Minggu, 30 Oktober 2011

MAKALAH : EVALUASI PAI

BAB I
PENDAHULUAN
Dalam pendidikan terjadi proses belajar mengajar yang sistematis, yang terdiri dari banyak komponen. Masing-masing komponen pengajaran tidak bersifat terpisah atau berjalan sendiri-sendiri, tetapi harus berjalan secara teratur, saling bergantung dan berkesinambungan.
Proses belajar mengajar pada dasarnya adalah interaksi yang terjadi antara guru dan siswa untuk mencapai tujuan pendidikan. Guru sebagai pengarah dan pembimbing, sedang siswa sebagai orang yang mengalami dan terlibat aktif untuk memperoleh perubahan yang terjadi pada diri siswa setelah mengikuti proses belajar mengajar, maka guru bertugas melakukan suatu kegiatan yaitu penilaian atau evaluasi atas ketercapaian siswa dalam belajar.
Selain memiliki kemampuan untuk menyusun bahan pelajaran dan keterampilan menyajikan bahan untuk mengkondisikan keaktifan belajar siswa, guru diharuskan memiliki kemampuan mengevaluasi ketercapaian belajar siswa, karena evaluasi merupakan salah satu komponen penting dari kegiatan belajar mengajar.


BAB II
EVALUASI PENDIDIKAN ISLAM
A.   Pengertian Evalusi pendidikan islam
Secara etimologi.
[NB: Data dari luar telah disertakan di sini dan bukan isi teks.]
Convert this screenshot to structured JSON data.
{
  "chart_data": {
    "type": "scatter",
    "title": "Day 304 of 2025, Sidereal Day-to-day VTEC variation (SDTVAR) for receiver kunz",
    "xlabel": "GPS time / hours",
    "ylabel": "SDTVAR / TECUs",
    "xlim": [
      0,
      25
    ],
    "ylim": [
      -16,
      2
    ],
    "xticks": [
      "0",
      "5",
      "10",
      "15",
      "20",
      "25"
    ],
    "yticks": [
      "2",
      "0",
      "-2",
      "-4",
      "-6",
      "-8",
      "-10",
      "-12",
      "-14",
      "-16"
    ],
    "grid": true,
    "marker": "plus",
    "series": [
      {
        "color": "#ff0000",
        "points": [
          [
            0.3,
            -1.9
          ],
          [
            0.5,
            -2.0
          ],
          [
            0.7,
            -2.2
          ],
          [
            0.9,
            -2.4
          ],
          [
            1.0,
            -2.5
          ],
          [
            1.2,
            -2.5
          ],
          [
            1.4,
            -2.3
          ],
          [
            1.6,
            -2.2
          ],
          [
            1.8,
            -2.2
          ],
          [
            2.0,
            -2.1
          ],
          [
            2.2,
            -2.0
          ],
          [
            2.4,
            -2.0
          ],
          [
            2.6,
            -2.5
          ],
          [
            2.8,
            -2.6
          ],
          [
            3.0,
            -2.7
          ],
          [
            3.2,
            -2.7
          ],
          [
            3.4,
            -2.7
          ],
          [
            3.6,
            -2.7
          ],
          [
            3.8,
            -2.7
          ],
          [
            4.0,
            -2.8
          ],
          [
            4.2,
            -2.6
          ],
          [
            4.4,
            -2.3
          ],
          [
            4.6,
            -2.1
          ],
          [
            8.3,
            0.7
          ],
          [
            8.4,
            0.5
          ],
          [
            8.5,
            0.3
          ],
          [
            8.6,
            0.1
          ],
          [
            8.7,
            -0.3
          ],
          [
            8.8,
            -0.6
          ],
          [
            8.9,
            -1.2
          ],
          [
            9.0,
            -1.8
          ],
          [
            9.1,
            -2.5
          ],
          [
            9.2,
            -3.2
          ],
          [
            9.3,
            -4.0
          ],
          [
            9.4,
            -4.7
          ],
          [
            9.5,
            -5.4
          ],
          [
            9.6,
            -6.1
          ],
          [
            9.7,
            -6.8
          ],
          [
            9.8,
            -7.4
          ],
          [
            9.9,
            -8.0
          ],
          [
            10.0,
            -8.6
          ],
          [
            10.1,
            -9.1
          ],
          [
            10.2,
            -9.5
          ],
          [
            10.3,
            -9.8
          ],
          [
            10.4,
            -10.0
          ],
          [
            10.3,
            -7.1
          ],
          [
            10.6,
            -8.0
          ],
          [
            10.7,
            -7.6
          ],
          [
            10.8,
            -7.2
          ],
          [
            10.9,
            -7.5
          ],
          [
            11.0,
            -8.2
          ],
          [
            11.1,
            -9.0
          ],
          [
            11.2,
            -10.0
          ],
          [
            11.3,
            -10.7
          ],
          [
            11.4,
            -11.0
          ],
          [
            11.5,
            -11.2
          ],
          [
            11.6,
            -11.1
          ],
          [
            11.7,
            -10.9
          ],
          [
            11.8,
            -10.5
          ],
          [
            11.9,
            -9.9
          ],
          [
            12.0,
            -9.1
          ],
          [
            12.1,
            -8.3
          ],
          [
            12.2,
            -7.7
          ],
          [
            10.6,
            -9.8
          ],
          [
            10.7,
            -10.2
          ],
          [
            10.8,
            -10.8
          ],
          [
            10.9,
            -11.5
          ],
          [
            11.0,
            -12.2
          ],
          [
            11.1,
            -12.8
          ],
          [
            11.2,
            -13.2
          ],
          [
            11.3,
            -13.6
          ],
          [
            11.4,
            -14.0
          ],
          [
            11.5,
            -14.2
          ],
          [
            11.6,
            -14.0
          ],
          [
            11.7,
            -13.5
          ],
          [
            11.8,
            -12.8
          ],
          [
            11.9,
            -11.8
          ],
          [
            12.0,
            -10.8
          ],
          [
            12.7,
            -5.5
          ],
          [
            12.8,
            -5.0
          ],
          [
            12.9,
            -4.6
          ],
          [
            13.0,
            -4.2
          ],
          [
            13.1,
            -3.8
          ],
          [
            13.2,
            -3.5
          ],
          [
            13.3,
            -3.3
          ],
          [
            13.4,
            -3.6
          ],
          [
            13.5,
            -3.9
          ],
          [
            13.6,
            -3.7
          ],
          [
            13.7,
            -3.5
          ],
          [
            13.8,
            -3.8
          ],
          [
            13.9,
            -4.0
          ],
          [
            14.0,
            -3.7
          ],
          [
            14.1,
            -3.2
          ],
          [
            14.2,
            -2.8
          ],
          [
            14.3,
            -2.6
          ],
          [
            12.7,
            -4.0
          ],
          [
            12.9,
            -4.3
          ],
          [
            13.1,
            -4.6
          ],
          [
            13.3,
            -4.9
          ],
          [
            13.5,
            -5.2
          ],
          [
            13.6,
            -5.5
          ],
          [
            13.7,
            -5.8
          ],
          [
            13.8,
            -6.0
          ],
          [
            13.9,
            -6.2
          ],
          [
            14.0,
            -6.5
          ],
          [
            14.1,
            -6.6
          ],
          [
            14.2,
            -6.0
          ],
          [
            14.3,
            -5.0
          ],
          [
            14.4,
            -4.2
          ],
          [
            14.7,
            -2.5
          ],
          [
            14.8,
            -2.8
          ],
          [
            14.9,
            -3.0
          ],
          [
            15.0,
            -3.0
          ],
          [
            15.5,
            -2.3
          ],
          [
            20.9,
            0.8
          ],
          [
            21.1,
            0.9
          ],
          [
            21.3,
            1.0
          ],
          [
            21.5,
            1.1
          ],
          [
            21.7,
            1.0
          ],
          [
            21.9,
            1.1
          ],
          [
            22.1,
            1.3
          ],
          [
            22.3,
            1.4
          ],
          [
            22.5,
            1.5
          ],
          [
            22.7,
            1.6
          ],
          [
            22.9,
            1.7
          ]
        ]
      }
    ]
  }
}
Evaluasi berasal dari bahasa Inggris : Evaluation akar katanya Value yang berarti menilai atau harga[1]. Nilai dalam bahasa Arab disebut al-Qimah atau al-Taqdir[2]. Dengan demikian secara harfiah , evaluasi pendidikan al-Tagdir al-tarbawiy dapat diartikan sebagai penilaian dalam (bidang) pendidikan atau penilaian mengenai hal-hal yang berkaitan dengan kegiatan pendidikan[3].
Secara terminologi evaluasi pendidikan dibagi atas beberapa pendapat yaitu sebagai berikut:
1.       Menurut Edwind Waudt, evaluasi mengandung pengertian suatu  tindakan atau proses dalam menentukan sesuatu[4].
2.      Menurut M.Chabib Thaha, evaluasi merupakan kegiatan yang terencana untuk mengetahui keadaan objek dangan menggunakan instrument dan hasilnya dibandingkan dengan tolak ukur untuk memperoleh kesimpulan[5].
3.      Menurut Suharsimi Arikunto, evaluasi adalah kegiatan untuk mengumpulkan informasi tentang bekerjanya sesuatu, yang selanjutnya informasi tersebut digunakan untuk menentukan alternatif yang tepat dalam mengambil keputusan.
  1. Menurut Norman Gronlund, evaluasi adalah suatu proses yang sistematis untuk menentukan keputusan sampai sejauh mana tujuan dicapai oleh siswa.
  2. Wrightstone dan kawan-kawan, evaluasi pendidikan adalah penaksiran terhadap pertumbuhan dan kemajuan siswa kearah tujuan-tujuan atau nilai-nilai yang telah ditetapkan di dalam kurikulum.[6]
Selanjutnya, Roestiyah dalam bukunya Masalah-masalah ilmu keguruan yang kemudian dikutip oleh Slameto, mendeskripsikan pengertian evaluasi sebagai berikut:
1)      Evaluasi adalah proses memahami atau memberi arti, mendapatkan dan mengkomunikasikan suatu informasi bagi petunjuk pihak-pihak pengambil keputusan.
2)      Evaluasi ialah kegiatan mengumpulkan data seluas-luasnya, sedalam-dalamnya, yang bersangkutan dengan kapabilitas siswa.
3)      Evaluasi merupakan suatu kegiatan untuk menilai seberapa jauh program telah berjalan seperti yang telah direncanakan.
4)      Evaluasi adalah suatu alat untuk menentukan apakah tujuan pendidikan dan apakah proses dalam pengembangan ilmu telah berada di jalan yang diharapkan.[7]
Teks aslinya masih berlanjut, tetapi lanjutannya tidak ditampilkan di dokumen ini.